Brownback's administration has said the arts cuts were part of cost-saving measures and that Kansas should still get its fair share of grant money. But both groups stopped funding Kansas, saying the state no longer met their criteria, which, among other things, requires a cultural plan, staff members and a budget.
That the arts commission is even still active after its funding was vetoed seemed to take some lawmakers by surprise. New volunteer commission members have been meeting to review past funding to set priorities for which groups could get money once it becomes available.
What's to come
The Kansas Arts Foundation, which was set up to raise private money to replace state funds, has been donating office space to the commission, which otherwise operates independently. Herzog said the commission has about $5,000 left in its bank account.
Meanwhile, the foundation on Sept. 14 got approval to operate as a nonprofit. That means it can now accept tax-deductible donations.
Both foundation and commission leaders expressed optimism about raising money to fund at least some of the arts organizations that have relied heavily on state funding.
Herzog said the commission doesn't expect to receive or need as much money in the future as it has gotten in the past.
But arts advocates expressed doubt about the state's cultural arts future without state funds.
Mary Kennedy McCabe, executive director of the Mid-America Arts Alliance, said Brownback's decision means state arts and culture agencies will not have the same opportunities they've had before.
"And without operating grants from the Kansas Arts Commission, a significant number of these organizations may be forced to close, even if they are fortunate enough to secure scarce private funds for an exhibition, performance or school outreach program," she said in prepared remarks.
This summer, Wichita Black Arts Festival leaders canceled the long-standing event, mostly because of cuts in state funding and reduced donations during the recession.
Sen. Oletha Faust-Goudeau, D-Wichita, said she couldn't pump gas or go to the grocery store without someone asking about the arts festival and its future.
"It was just devastating to so many youth organizations that look forward to that all year to display their art," she said.
She asked if groups like the Black Arts Festival would automatically receive funding if it becomes available.
Herzog said that remains unclear and that the commission is still developing a way to prioritize funding, though she said groups that have been hit hardest by the loss of state funding will probably be first in line.
According to a tally by Kansas Citizens for the Arts, Sedgwick County organizations received $114,362 in arts commission funding during the 2011 fiscal year.
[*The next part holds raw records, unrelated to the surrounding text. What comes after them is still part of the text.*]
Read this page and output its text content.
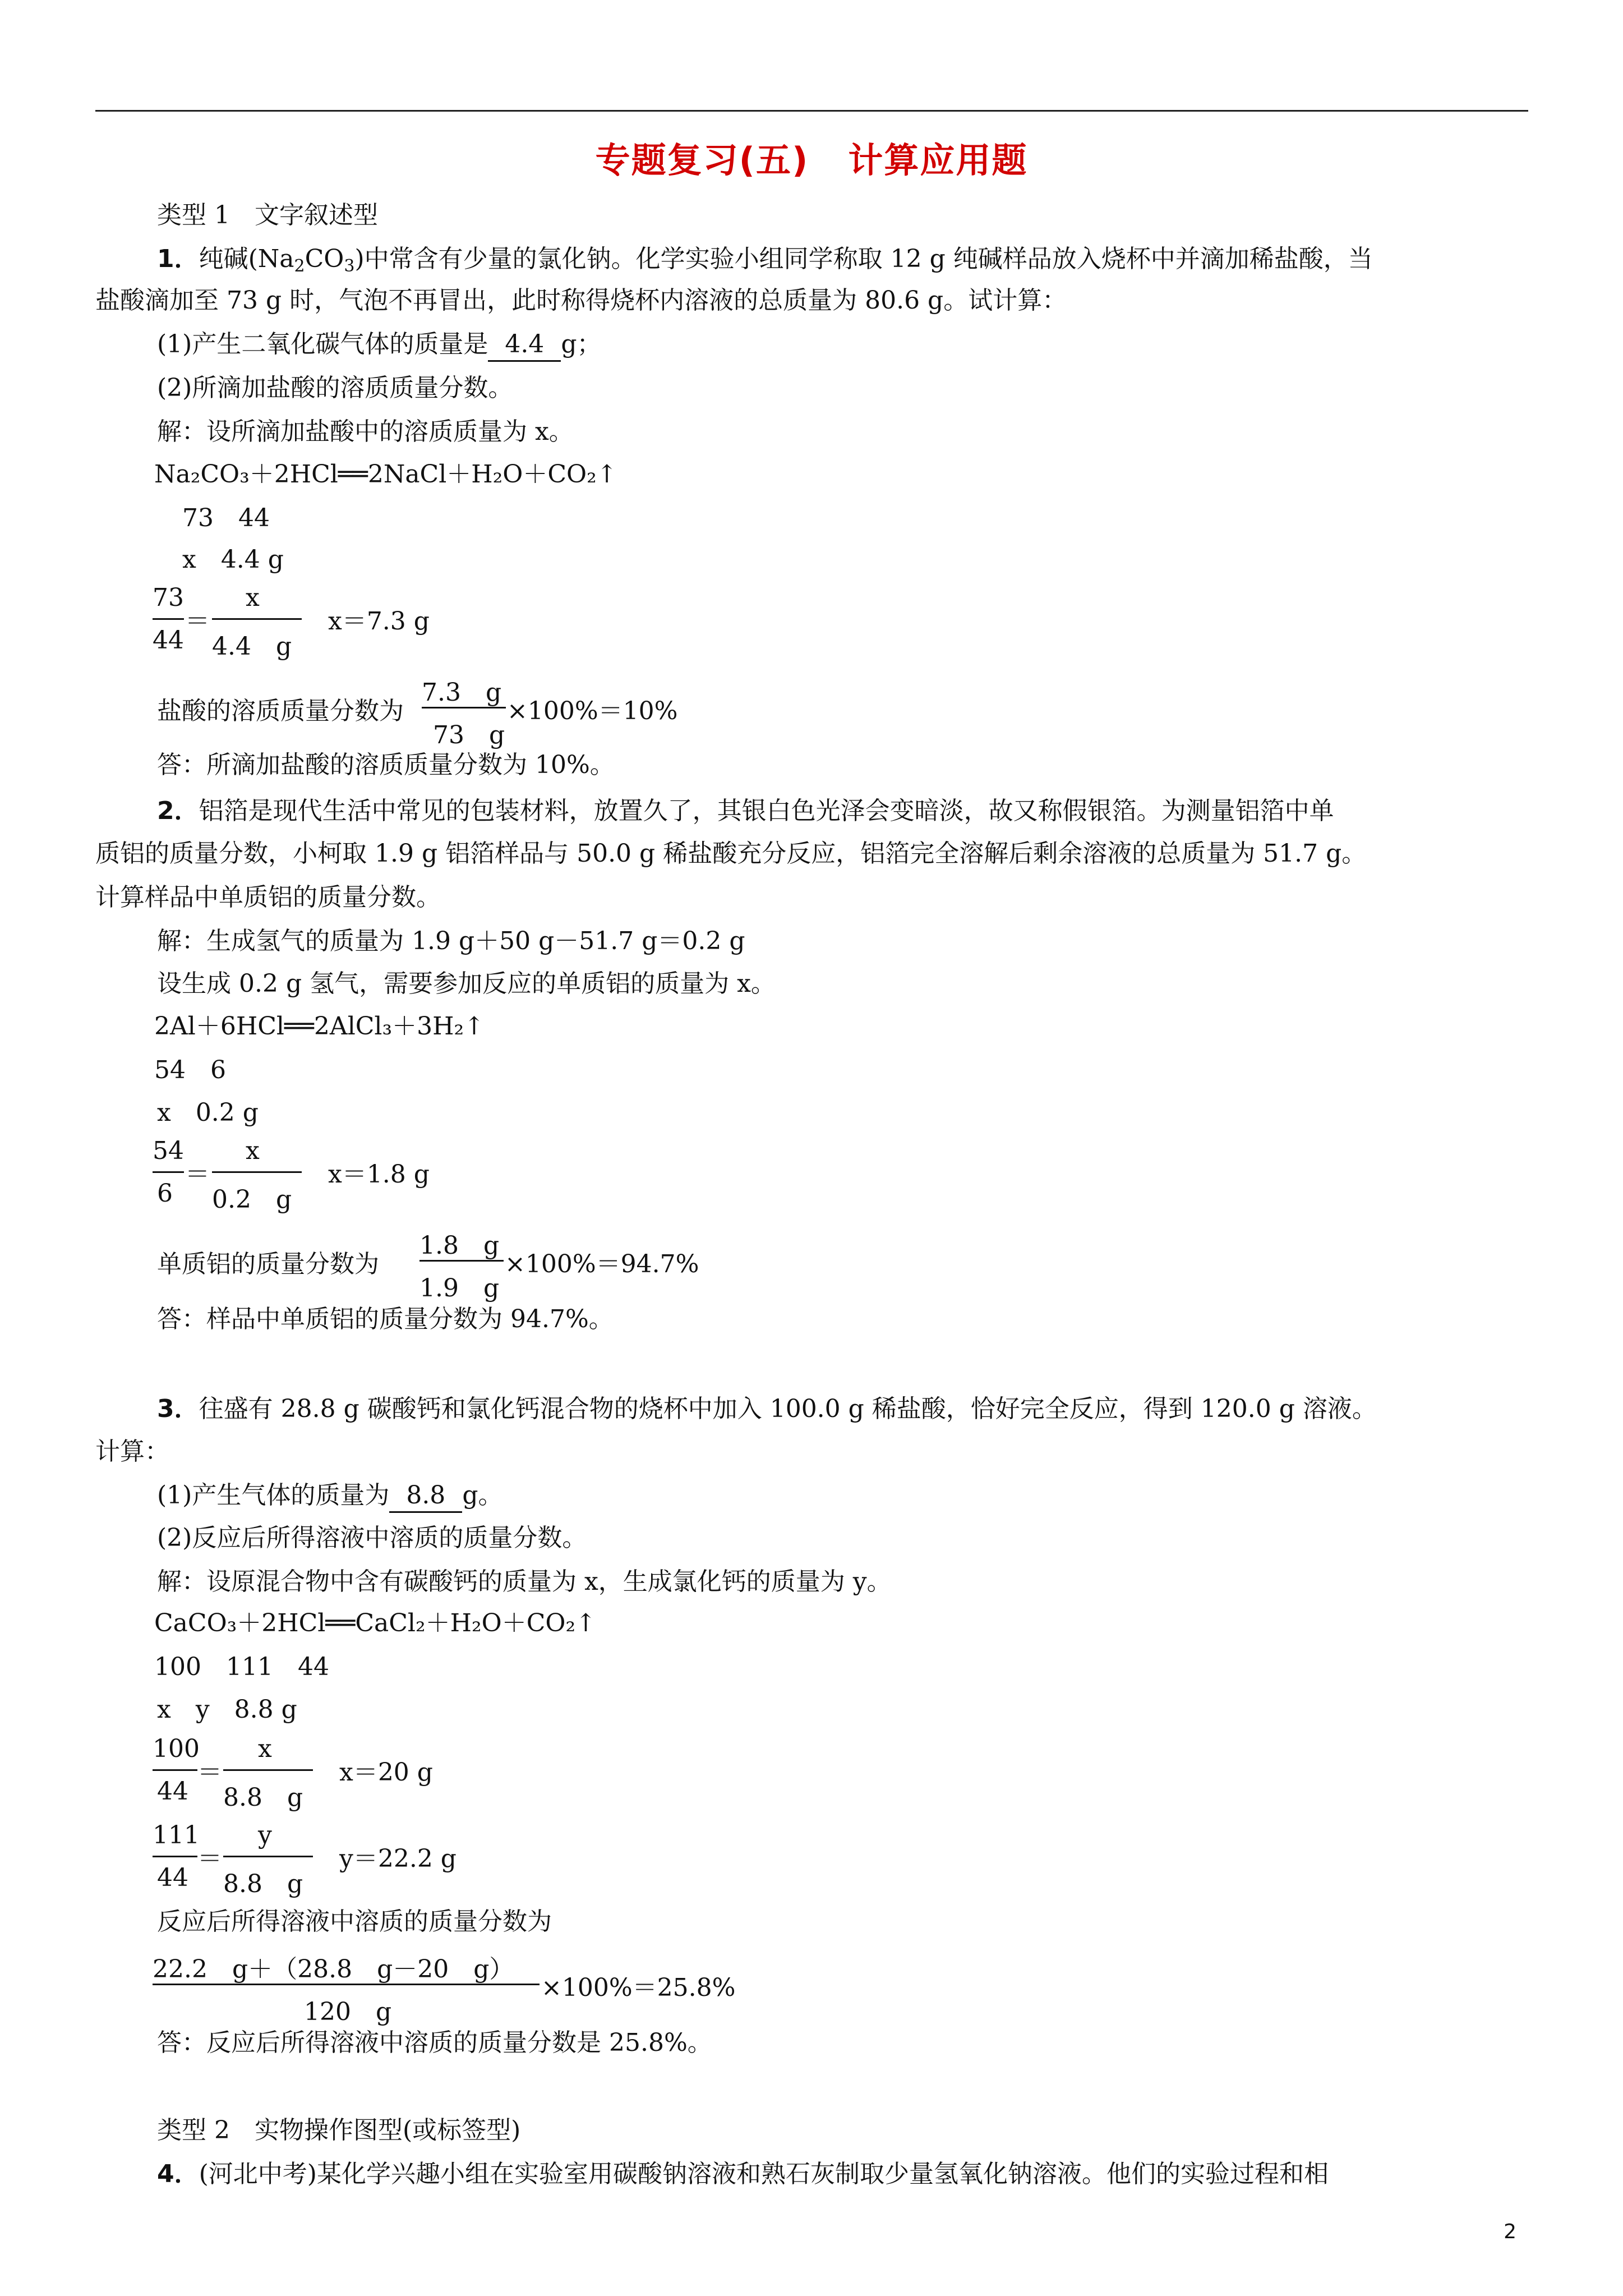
专题复习(五) 计算应用题
类型 1　 文字叙述型
1．纯碱$(Na_2CO_3)$中常含有少量的氯化钠。化学实验小组同学称取 12 g 纯碱样品放入烧杯中并滴加稀盐酸，当
盐酸滴加至 73 g 时，气泡不再冒出，此时称得烧杯内溶液的总质量为 80.6 g。试计算：
(1)产生二氧化碳气体的质量是 4.4 g；
(2)所滴加盐酸的溶质质量分数。
解：设所滴加盐酸中的溶质质量为 x。
Na₂CO₃＋2HCl══2NaCl＋H₂O＋CO₂↑
73　44
x　4.4 g
73
44
＝
x
4.4　g
x＝7.3 g
盐酸的溶质质量分数为
7.3　g
73　g
×100%＝10%
答：所滴加盐酸的溶质质量分数为 10%。
2．铝箔是现代生活中常见的包装材料，放置久了，其银白色光泽会变暗淡，故又称假银箔。为测量铝箔中单
质铝的质量分数，小柯取 1.9 g 铝箔样品与 50.0 g 稀盐酸充分反应，铝箔完全溶解后剩余溶液的总质量为 51.7 g。
计算样品中单质铝的质量分数。
解：生成氢气的质量为 1.9 g＋50 g－51.7 g＝0.2 g
设生成 0.2 g 氢气，需要参加反应的单质铝的质量为 x。
2Al＋6HCl══2AlCl₃＋3H₂↑
54　6
x　0.2 g
54
6
＝
x
0.2　g
x＝1.8 g
单质铝的质量分数为
1.8　g
1.9　g
×100%＝94.7%
答：样品中单质铝的质量分数为 94.7%。
3．往盛有 28.8 g 碳酸钙和氯化钙混合物的烧杯中加入 100.0 g 稀盐酸，恰好完全反应，得到 120.0 g 溶液。
计算：
(1)产生气体的质量为 8.8 g。
(2)反应后所得溶液中溶质的质量分数。
解：设原混合物中含有碳酸钙的质量为 x，生成氯化钙的质量为 y。
CaCO₃＋2HCl══CaCl₂＋H₂O＋CO₂↑
100　111　44
x　y　8.8 g
100
44
＝
x
8.8　g
x＝20 g
111
44
＝
y
8.8　g
y＝22.2 g
反应后所得溶液中溶质的质量分数为
22.2　g＋（28.8　g－20　g）
120　g
×100%＝25.8%
答：反应后所得溶液中溶质的质量分数是 25.8%。
类型 2　 实物操作图型(或标签型)
4．(河北中考)某化学兴趣小组在实验室用碳酸钠溶液和熟石灰制取少量氢氧化钠溶液。他们的实验过程和相
2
Among other recipients were the Arts Council, Ballet Wichita, Kansas African American Museum, Mid-America All-Indian Center, Music Theater of Wichita Inc., Tallgrass Film Festival, Wichita Grand Opera, Wichita State University and the Wichita Symphony Society.
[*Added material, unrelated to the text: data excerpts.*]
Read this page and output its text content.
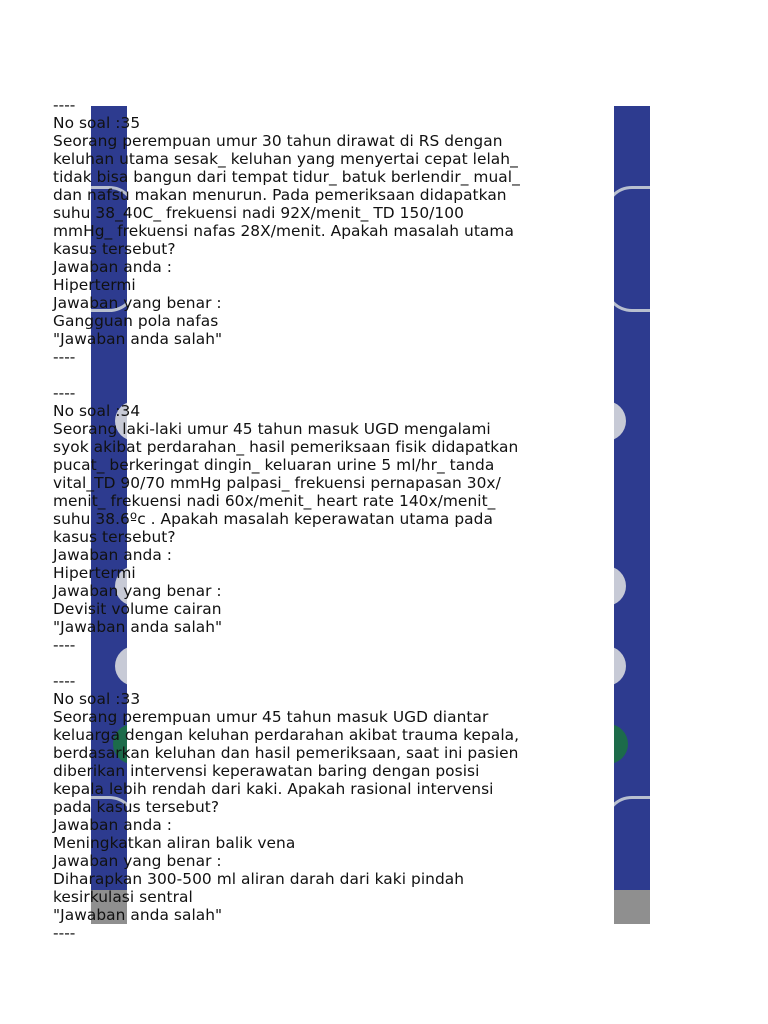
----
No soal :35
Seorang perempuan umur 30 tahun dirawat di RS dengan
keluhan utama sesak_ keluhan yang menyertai cepat lelah_
tidak bisa bangun dari tempat tidur_ batuk berlendir_ mual_
dan nafsu makan menurun. Pada pemeriksaan didapatkan
suhu 38_40C_ frekuensi nadi 92X/menit_ TD 150/100
mmHg_ frekuensi nafas 28X/menit. Apakah masalah utama
kasus tersebut?
Jawaban anda :
Hipertermi
Jawaban yang benar :
Gangguan pola nafas
"Jawaban anda salah"
----
----
No soal :34
Seorang laki-laki umur 45 tahun masuk UGD mengalami
syok akibat perdarahan_ hasil pemeriksaan fisik didapatkan
pucat_ berkeringat dingin_ keluaran urine 5 ml/hr_ tanda
vital_TD 90/70 mmHg palpasi_ frekuensi pernapasan 30x/
menit_ frekuensi nadi 60x/menit_ heart rate 140x/menit_
suhu 38.6ºc . Apakah masalah keperawatan utama pada
kasus tersebut?
Jawaban anda :
Hipertermi
Jawaban yang benar :
Devisit volume cairan
"Jawaban anda salah"
----
----
No soal :33
Seorang perempuan umur 45 tahun masuk UGD diantar
keluarga dengan keluhan perdarahan akibat trauma kepala,
berdasarkan keluhan dan hasil pemeriksaan, saat ini pasien
diberikan intervensi keperawatan baring dengan posisi
kepala lebih rendah dari kaki. Apakah rasional intervensi
pada kasus tersebut?
Jawaban anda :
Meningkatkan aliran balik vena
Jawaban yang benar :
Diharapkan 300-500 ml aliran darah dari kaki pindah
kesirkulasi sentral
"Jawaban anda salah"
----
"In addition to concerns about the loss of jobs, an underlying concern is the disproportionate effect that the elimination of funding will have on arts opportunities for rural residents," Sarah Fizell, executive administrator for the Kansas Citizens for the Arts, said in prepared remarks.
Kansas alone in approach
In written testimony to the arts committee, the National Assembly of State Arts Agencies said Kansas has veered away from the path other states use to fund the arts and predicted that no other state will follow Brownback's lead in eliminating the state art commission budget.
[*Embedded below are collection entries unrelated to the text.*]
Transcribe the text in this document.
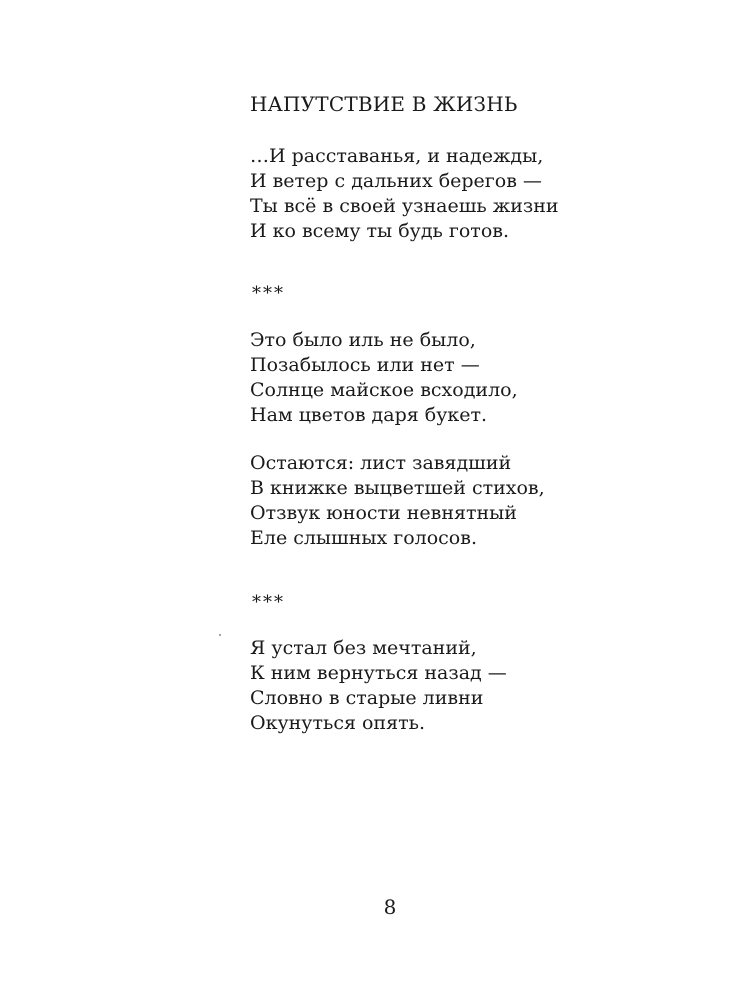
НАПУТСТВИЕ В ЖИЗНЬ
…И расставанья, и надежды,
И ветер с дальних берегов —
Ты всё в своей узнаешь жизни
И ко всему ты будь готов.
***
Это было иль не было,
Позабылось или нет —
Солнце майское всходило,
Нам цветов даря букет.
Остаются: лист завядший
В книжке выцветшей стихов,
Отзвук юности невнятный
Еле слышных голосов.
***
Я устал без мечтаний,
К ним вернуться назад —
Словно в старые ливни
Окунуться опять.
8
No other state has responded to a recession by eliminating all public funding for its arts agency, the assembly reported. And 25 legislatures maintained or increased public funding of arts agencies.
"Although some state arts agencies secure private funds to underwrite special services or supplement public revenue lines, private funding has never been a significant source of state arts agency funding," the assembly wrote in its testimony. "Nationwide, private contributions and earned income combined represented 0.89 percent of total state arts agency revenue for fiscal year 2011."
The assembly said a $689,000 appropriation to the Kansas Arts Commission in fiscal year 2012 would equal about 0.005 percent of the total state budget.
"This year, the elimination of the Kansas Commission budget has created a net loss for the state, costing Kansas its federal partnership agreement grant and its regional partnership allocation and resulting in the suspension of the agency's programs and services," it wrote. "We do not see other states emulating this decision."
Brownback predicted in June that other states would follow Kansas' lead, focusing public funds on core areas and using private funds to pay for such things as arts.